Induction Training Programmes for all classes of employees. Similarly in their
other training programmes also, there should be adequate emphasis on 'security
measures' by earmarking one session for security alone so as to inculcate a high
degree of security consciousness.

b)

The training programme should cover subjects such as how and in what manner
help should be summoned, how to delay the hold-up to gain time, to what extent
and how to comply with the dacoit's instructions, how and in what circumstances
the alarm should be activated, how and when to obtain outside help, adoption of a
low temperament profile, identification and description of culprits, etc.

c)

Specific guidelines containing a list of do's and don'ts in the event of hold-up,
robbery, burglary, fire, industrial agitation, etc. should be prepared and made
available to all employees undergoing training.

d)

Posters, leaflets, placards and films on security should be used for training.

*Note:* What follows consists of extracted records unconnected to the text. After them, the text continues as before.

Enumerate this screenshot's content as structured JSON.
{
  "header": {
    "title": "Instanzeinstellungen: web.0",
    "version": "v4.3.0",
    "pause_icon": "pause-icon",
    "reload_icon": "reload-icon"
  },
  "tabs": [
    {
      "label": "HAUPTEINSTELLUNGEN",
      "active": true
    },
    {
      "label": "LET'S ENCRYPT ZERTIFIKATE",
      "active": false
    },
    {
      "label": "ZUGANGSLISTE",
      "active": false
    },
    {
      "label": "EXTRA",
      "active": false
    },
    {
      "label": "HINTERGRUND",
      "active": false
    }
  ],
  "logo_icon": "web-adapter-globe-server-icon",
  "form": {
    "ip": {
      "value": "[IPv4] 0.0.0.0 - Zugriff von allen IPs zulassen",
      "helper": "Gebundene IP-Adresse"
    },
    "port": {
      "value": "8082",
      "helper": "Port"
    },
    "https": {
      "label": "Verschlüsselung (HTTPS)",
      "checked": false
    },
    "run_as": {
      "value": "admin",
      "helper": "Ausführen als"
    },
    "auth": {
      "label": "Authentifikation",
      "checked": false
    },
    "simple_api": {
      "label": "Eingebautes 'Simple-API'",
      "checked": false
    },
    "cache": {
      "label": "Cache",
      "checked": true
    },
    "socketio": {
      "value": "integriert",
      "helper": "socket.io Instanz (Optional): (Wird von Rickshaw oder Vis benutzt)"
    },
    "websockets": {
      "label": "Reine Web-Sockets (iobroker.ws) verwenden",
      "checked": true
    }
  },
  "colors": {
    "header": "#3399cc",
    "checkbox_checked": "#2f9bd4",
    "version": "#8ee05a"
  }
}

As
often as possible, experts from the Police, CBI and other security organisations,
should be invited to address seminars and workshops.

e)

Mock exercises should be conducted, so that the employees are familiar with the
minutest details and know what to do under different circumstances.

f)

Police assistance, contact numbers and the various measures to be taken in the
event of a dacoity should be made known to all employees.

g)

The staff should be attuned to recognise suspicious/irregular features and to be


wary of hangers-on or people coming to the branch without valid reason.

h)

The employees must be made aware of the importance of directive security and
must be trained to look for signs that will help in detection of the culprits.
Adequately designed forms must be used to record observations.